Der Staat möchte uns raushaben, aber die Motiviation, uns hier rauszuwerfen, ist nicht sehr stark, weil sie keinen wirklich sinnvollen Verwendungszweck für Anafiotika haben. Außerdem hat die Presse uns immer gegen jede Entscheidung verteidigt, das Dorf abreißen zu lassen. Die Schönheit hat gesiegt. Die Athener gehen hier einfach gerne spazieren, und die Leute sind sich bewusst, dass dieser Ort hier einen sehr starken sozialen Zusammenhalt hat. Einen Zusammenhalt, den andere Viertel in Athen längst verloren haben.
Eine richtige Mikrogesellschaft.
Ja. Die meisten Bewohner sind ehemalige Besitzer. In den Siebzigern gab es eine Enteignung unter der Militärdiktatur, und der Staat hat versucht, die Menschen rauszuwerfen, was ihm aber nicht gelang. Manche Leute haben eine Abfindung angenommen, und diese Häuser gehören nun dem Staat, andere nicht. Aber selbst, diejenigen, die ihre Häuser „verkauft“ haben, sind später einfach wieder eingezogen.
Ein unsicheres Leben.
Ja, aber wir haben eine Vereinigung gegründet, deren Präsident ich bin. Und einen Kampf haben wir bisher zumindest gewonnen: Die Vorsitzende der archäologischen Gesellschaft der Akropolis hatte dem Ministerium vorgeschlagen, das Informationszentrum der Olympischen Spiele in Anafiotika einzurichten. Es war einfach, diesen Streit zu gewinnen, weil man hier gar keine öffentlichen Institutionen unterbringen kann. Es gibt ja keine Aufzüge, keine Rampen, nichts. Unmöglich, ein Disneyland- Traum. Der Minister hat uns Recht gegeben. Und wir haben gesagt: Wenn ihr einen guten Grund findet, uns rauszuwerfen, werden wir gehen. Aber nicht wegen so einem Mist.
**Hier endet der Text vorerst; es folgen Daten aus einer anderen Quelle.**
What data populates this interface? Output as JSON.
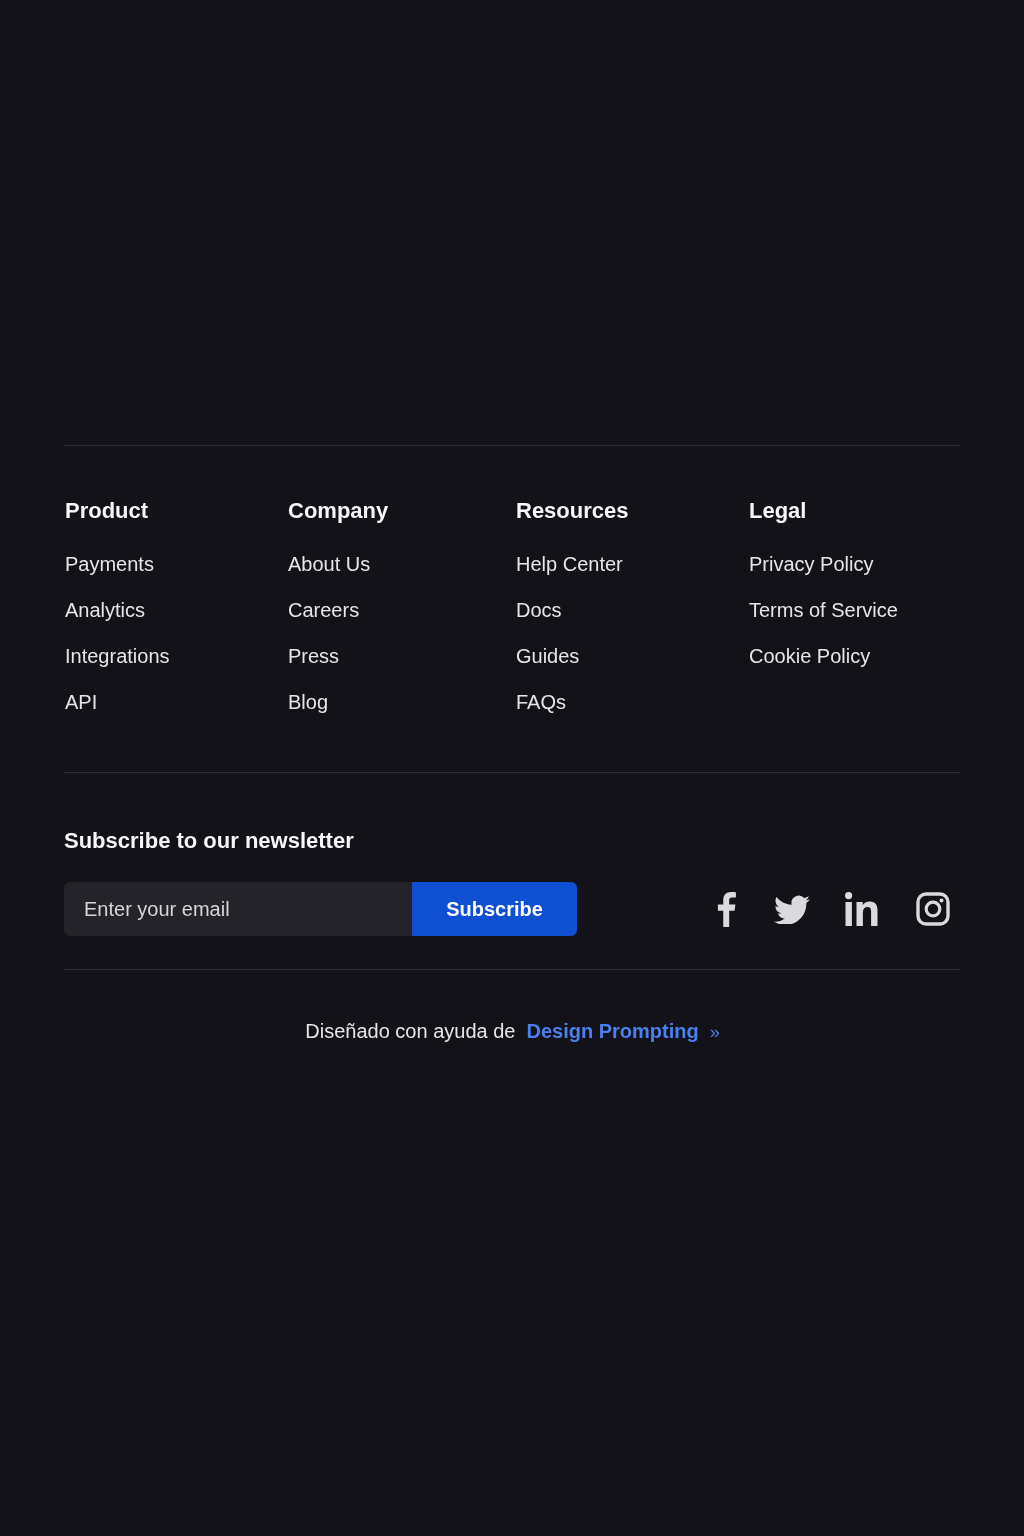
{
  "footer_columns": [
    {
      "heading": "Product",
      "links": [
        "Payments",
        "Analytics",
        "Integrations",
        "API"
      ]
    },
    {
      "heading": "Company",
      "links": [
        "About Us",
        "Careers",
        "Press",
        "Blog"
      ]
    },
    {
      "heading": "Resources",
      "links": [
        "Help Center",
        "Docs",
        "Guides",
        "FAQs"
      ]
    },
    {
      "heading": "Legal",
      "links": [
        "Privacy Policy",
        "Terms of Service",
        "Cookie Policy"
      ]
    }
  ],
  "newsletter": {
    "heading": "Subscribe to our newsletter",
    "email_field": {
      "placeholder": "Enter your email"
    },
    "button": "Subscribe"
  },
  "credit": {
    "text": "Diseñado con ayuda de",
    "link": "Design Prompting",
    "arrow": "»"
  }
}
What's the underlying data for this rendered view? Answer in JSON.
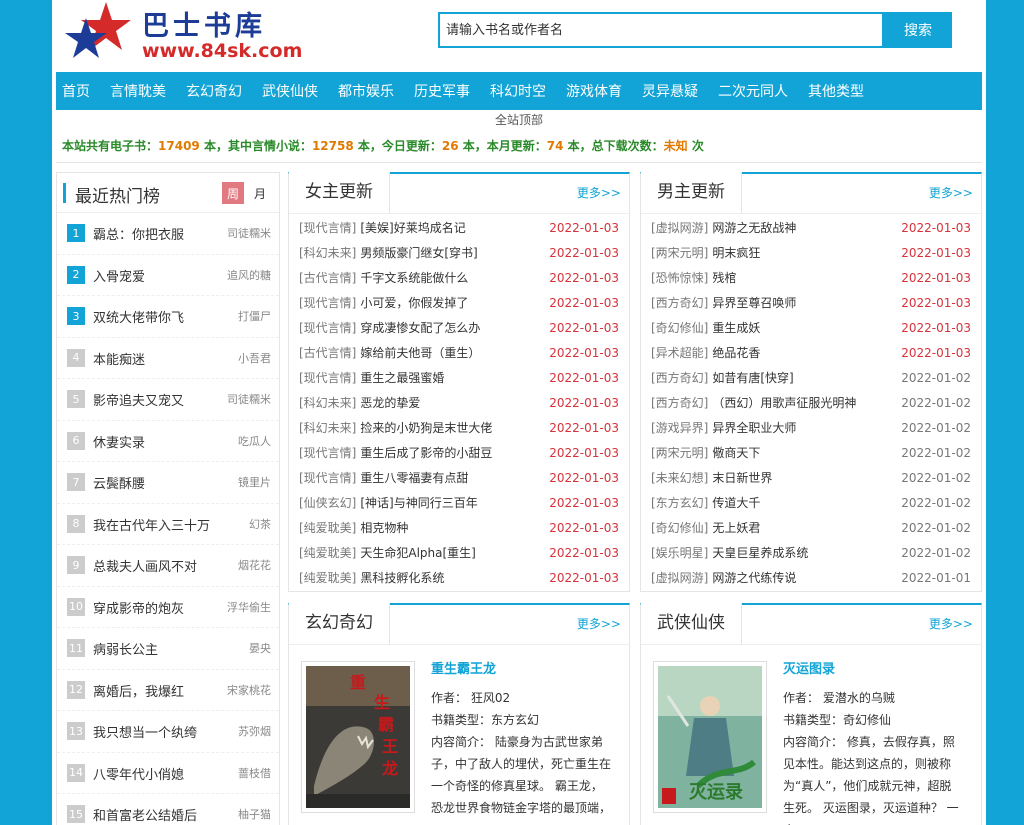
{
  "site": {
    "title": "巴士书库",
    "url": "www.84sk.com"
  },
  "search": {
    "placeholder": "请输入书名或作者名",
    "button": "搜索"
  },
  "nav": [
    "首页",
    "言情耽美",
    "玄幻奇幻",
    "武侠仙侠",
    "都市娱乐",
    "历史军事",
    "科幻时空",
    "游戏体育",
    "灵异悬疑",
    "二次元同人",
    "其他类型"
  ],
  "subnav": "全站顶部",
  "stats": {
    "p1": "本站共有电子书：",
    "total": "17409",
    "p2": " 本，其中言情小说：",
    "romance": "12758",
    "p3": " 本，今日更新：",
    "today": "26",
    "p4": " 本，本月更新：",
    "month": "74",
    "p5": " 本，总下载次数：",
    "downloads": "未知",
    "p6": " 次"
  },
  "rank": {
    "title": "最近热门榜",
    "week": "周",
    "month": "月",
    "items": [
      {
        "n": "1",
        "book": "霸总：你把衣服",
        "author": "司徒糯米"
      },
      {
        "n": "2",
        "book": "入骨宠爱",
        "author": "追风的糖"
      },
      {
        "n": "3",
        "book": "双统大佬带你飞",
        "author": "打僵尸"
      },
      {
        "n": "4",
        "book": "本能痴迷",
        "author": "小吾君"
      },
      {
        "n": "5",
        "book": "影帝追夫又宠又",
        "author": "司徒糯米"
      },
      {
        "n": "6",
        "book": "休妻实录",
        "author": "吃瓜人"
      },
      {
        "n": "7",
        "book": "云鬓酥腰",
        "author": "镜里片"
      },
      {
        "n": "8",
        "book": "我在古代年入三十万",
        "author": "幻茶"
      },
      {
        "n": "9",
        "book": "总裁夫人画风不对",
        "author": "烟花花"
      },
      {
        "n": "10",
        "book": "穿成影帝的炮灰",
        "author": "浮华偷生"
      },
      {
        "n": "11",
        "book": "病弱长公主",
        "author": "晏央"
      },
      {
        "n": "12",
        "book": "离婚后，我爆红",
        "author": "宋家桃花"
      },
      {
        "n": "13",
        "book": "我只想当一个纨绔",
        "author": "苏弥烟"
      },
      {
        "n": "14",
        "book": "八零年代小俏媳",
        "author": "蔷枝借"
      },
      {
        "n": "15",
        "book": "和首富老公结婚后",
        "author": "柚子猫"
      }
    ]
  },
  "female": {
    "title": "女主更新",
    "more": "更多>>",
    "items": [
      {
        "cat": "[现代言情]",
        "name": "[美娱]好莱坞成名记",
        "date": "2022-01-03"
      },
      {
        "cat": "[科幻未来]",
        "name": "男频版豪门继女[穿书]",
        "date": "2022-01-03"
      },
      {
        "cat": "[古代言情]",
        "name": "千字文系统能做什么",
        "date": "2022-01-03"
      },
      {
        "cat": "[现代言情]",
        "name": "小可爱，你假发掉了",
        "date": "2022-01-03"
      },
      {
        "cat": "[现代言情]",
        "name": "穿成凄惨女配了怎么办",
        "date": "2022-01-03"
      },
      {
        "cat": "[古代言情]",
        "name": "嫁给前夫他哥（重生）",
        "date": "2022-01-03"
      },
      {
        "cat": "[现代言情]",
        "name": "重生之最强蜜婚",
        "date": "2022-01-03"
      },
      {
        "cat": "[科幻未来]",
        "name": "恶龙的挚爱",
        "date": "2022-01-03"
      },
      {
        "cat": "[科幻未来]",
        "name": "捡来的小奶狗是末世大佬",
        "date": "2022-01-03"
      },
      {
        "cat": "[现代言情]",
        "name": "重生后成了影帝的小甜豆",
        "date": "2022-01-03"
      },
      {
        "cat": "[现代言情]",
        "name": "重生八零福妻有点甜",
        "date": "2022-01-03"
      },
      {
        "cat": "[仙侠玄幻]",
        "name": "[神话]与神同行三百年",
        "date": "2022-01-03"
      },
      {
        "cat": "[纯爱耽美]",
        "name": "相克物种",
        "date": "2022-01-03"
      },
      {
        "cat": "[纯爱耽美]",
        "name": "天生命犯Alpha[重生]",
        "date": "2022-01-03"
      },
      {
        "cat": "[纯爱耽美]",
        "name": "黑科技孵化系统",
        "date": "2022-01-03"
      }
    ]
  },
  "male": {
    "title": "男主更新",
    "more": "更多>>",
    "items": [
      {
        "cat": "[虚拟网游]",
        "name": "网游之无敌战神",
        "date": "2022-01-03",
        "red": true
      },
      {
        "cat": "[两宋元明]",
        "name": "明末疯狂",
        "date": "2022-01-03",
        "red": true
      },
      {
        "cat": "[恐怖惊悚]",
        "name": "残棺",
        "date": "2022-01-03",
        "red": true
      },
      {
        "cat": "[西方奇幻]",
        "name": "异界至尊召唤师",
        "date": "2022-01-03",
        "red": true
      },
      {
        "cat": "[奇幻修仙]",
        "name": "重生成妖",
        "date": "2022-01-03",
        "red": true
      },
      {
        "cat": "[异术超能]",
        "name": "绝品花香",
        "date": "2022-01-03",
        "red": true
      },
      {
        "cat": "[西方奇幻]",
        "name": "如昔有唐[快穿]",
        "date": "2022-01-02",
        "red": false
      },
      {
        "cat": "[西方奇幻]",
        "name": "（西幻）用歌声征服光明神",
        "date": "2022-01-02",
        "red": false
      },
      {
        "cat": "[游戏异界]",
        "name": "异界全职业大师",
        "date": "2022-01-02",
        "red": false
      },
      {
        "cat": "[两宋元明]",
        "name": "儆商天下",
        "date": "2022-01-02",
        "red": false
      },
      {
        "cat": "[未来幻想]",
        "name": "末日新世界",
        "date": "2022-01-02",
        "red": false
      },
      {
        "cat": "[东方玄幻]",
        "name": "传道大千",
        "date": "2022-01-02",
        "red": false
      },
      {
        "cat": "[奇幻修仙]",
        "name": "无上妖君",
        "date": "2022-01-02",
        "red": false
      },
      {
        "cat": "[娱乐明星]",
        "name": "天皇巨星养成系统",
        "date": "2022-01-02",
        "red": false
      },
      {
        "cat": "[虚拟网游]",
        "name": "网游之代练传说",
        "date": "2022-01-01",
        "red": false
      }
    ]
  },
  "xuanhuan": {
    "title": "玄幻奇幻",
    "more": "更多>>",
    "book": "重生霸王龙",
    "author": "作者： 狂风02",
    "type": "书籍类型：东方玄幻",
    "intro": "内容简介： 陆豪身为古武世家弟子，中了敌人的埋伏，死亡重生在一个奇怪的修真星球。 霸王龙，恐龙世界食物链金字塔的最顶端，"
  },
  "wuxia": {
    "title": "武侠仙侠",
    "more": "更多>>",
    "book": "灭运图录",
    "author": "作者： 爱潜水的乌贼",
    "type": "书籍类型：奇幻修仙",
    "intro": "内容简介： 修真，去假存真，照见本性。能达到这点的，则被称为“真人”，他们成就元神，超脱生死。 灭运图录，灭运道种？ 一个"
  },
  "colors": {
    "accent": "#12a4d6",
    "date_red": "#d6323a",
    "stats_green": "#2a8a2a",
    "stats_orange": "#e07a00"
  },
  "icons": {
    "logo": "star-logo-icon"
  }
}
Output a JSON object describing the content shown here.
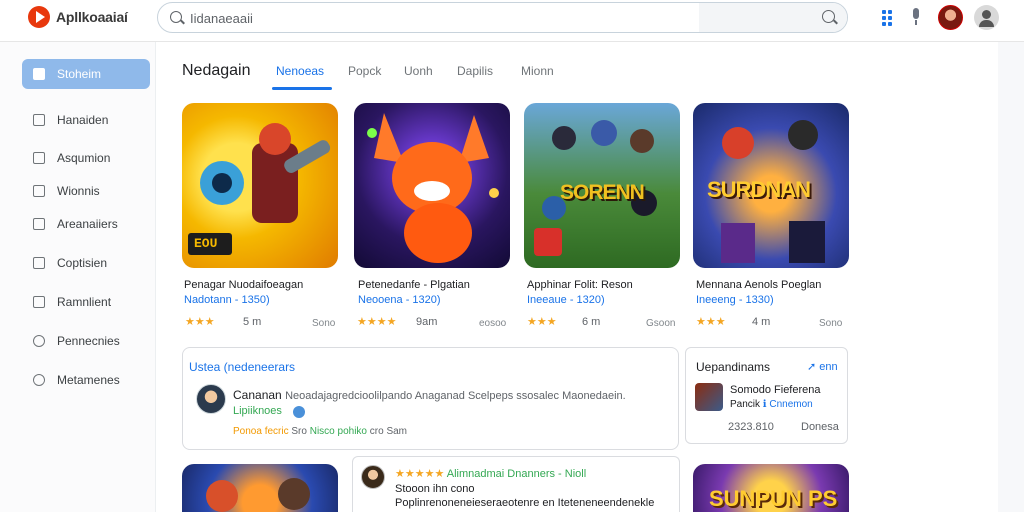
{
  "app": {
    "title": "Apllkoaaiaí"
  },
  "search": {
    "value": "Iidanaeaaii"
  },
  "sidebar": {
    "items": [
      {
        "label": "Stoheim",
        "icon": "home-icon"
      },
      {
        "label": "Hanaiden",
        "icon": "apps-icon"
      },
      {
        "label": "Asqumion",
        "icon": "tag-icon"
      },
      {
        "label": "Wionnis",
        "icon": "people-icon"
      },
      {
        "label": "Areanaiiers",
        "icon": "grid-icon"
      },
      {
        "label": "Coptisien",
        "icon": "folder-icon"
      },
      {
        "label": "Ramnlient",
        "icon": "book-icon"
      },
      {
        "label": "Pennecnies",
        "icon": "chat-icon"
      },
      {
        "label": "Metamenes",
        "icon": "circle-icon"
      }
    ]
  },
  "main": {
    "title": "Nedagain",
    "tabs": [
      "Nenoeas",
      "Popck",
      "Uonh",
      "Dapilis",
      "Mionn"
    ]
  },
  "cards": [
    {
      "title": "Penagar  Nuodaifoeagan",
      "sub": "Nadotann - 1350)",
      "stars": "★★★",
      "size": "5 m",
      "downloads": "Sono",
      "art_text": "EOU",
      "colors": [
        "#f5b800",
        "#d81b60"
      ]
    },
    {
      "title": "Petenedanfe - Plgatian",
      "sub": "Neooena - 1320)",
      "stars": "★★★★",
      "size": "9am",
      "downloads": "eosoo",
      "art_text": "",
      "colors": [
        "#3a1b7a",
        "#ff6a1a"
      ]
    },
    {
      "title": "Apphinar Folit: Reson",
      "sub": "Ineeaue - 1320)",
      "stars": "★★★",
      "size": "6 m",
      "downloads": "Gsoon",
      "art_text": "SORENN",
      "colors": [
        "#4a8a3a",
        "#2b5fa8"
      ]
    },
    {
      "title": "Mennana  Aenols Poeglan",
      "sub": "Ineeeng - 1330)",
      "stars": "★★★",
      "size": "4 m",
      "downloads": "Sono",
      "art_text": "SURDNAN",
      "colors": [
        "#1a3a8a",
        "#e84a1a"
      ]
    }
  ],
  "review": {
    "heading": "Ustea (nedeneerars",
    "name": "Cananan",
    "text": "Neoadajagredcioolilpando Anaganad Scelpeps ssosalec Maonedaein.",
    "tag": "Lipiiknoes",
    "meta_orange": "Ponoa fecric",
    "meta_mid": "Sro",
    "meta_green1": "Nisco",
    "meta_green2": "pohiko",
    "meta_tail1": "cro",
    "meta_tail2": "Sam"
  },
  "side_panel": {
    "heading": "Uepandinams",
    "link": "enn",
    "title": "Somodo Fieferena",
    "sub_left": "Pancik",
    "sub_right": "Cnnemon",
    "count": "2323.810",
    "action": "Donesa"
  },
  "comment": {
    "stars": "★★★★★",
    "author": "Alimnadmai  Dnanners - Nioll",
    "line2": "Stooon  ihn cono",
    "line3": "Poplinrenoneneieseraeotenre en Iteteneneendenekle"
  },
  "bottom_art": {
    "right_text": "SUNPUN PS"
  }
}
Bedeutet es Ihnen etwas, so nah an der Akropolis zu arbeiten und zu leben?
Energie! Die Kraft des Felsens. Und die Tatsache, in organischen Räumen zu leben. Keine kommerziellen Räume. Das ist für mich sehr wichtig als Architekt. Und es ist wichtig für mich, morgens ins Bad zu gehen und den Felsen zu spüren. Drei, vier Kuben in verschiedenen Positionen – da entstehen Ideen. Man fühlt, wie das Terrain strukturiert ist.
Wie beurteilen Sie die Veränderungen, die Athen derzeit im Hinblick auf die Olympischen Spiele 2004 durchlebt?
Was die Infrastruktur angeht, verändert sich Athen sehr stark. Unter anderem werden zwei große Achsen gebaut, die die Verkehrssituation deutlich verbessern werden. Ansonsten wird sich an Teilen der Küste einiges tun. Einer Gegend, die über viele Jahre lang völlig brachlag. Die Gebäude und Sportanlagen selbst sind nicht gerade spektakulär – mal abgesehen von dem Projekt von Calatrava. Alle anderen Gebäude sind von keinerlei architektonischem Interesse. Dieser Staat hat kein Interesse an Architektur als Kunstform, es geht lediglich um die technische Produktion von Räumen. Man gibt das Geld den großen Bauunternehmen, und der Architekt ist Angestellter dieser Firmen. So wird ganz Griechenland gebaut. Wir ernsthaften Architekten werden von diesem Kreislauf ausgeschlossen. Ich baue deshalb nur für private Bauherren.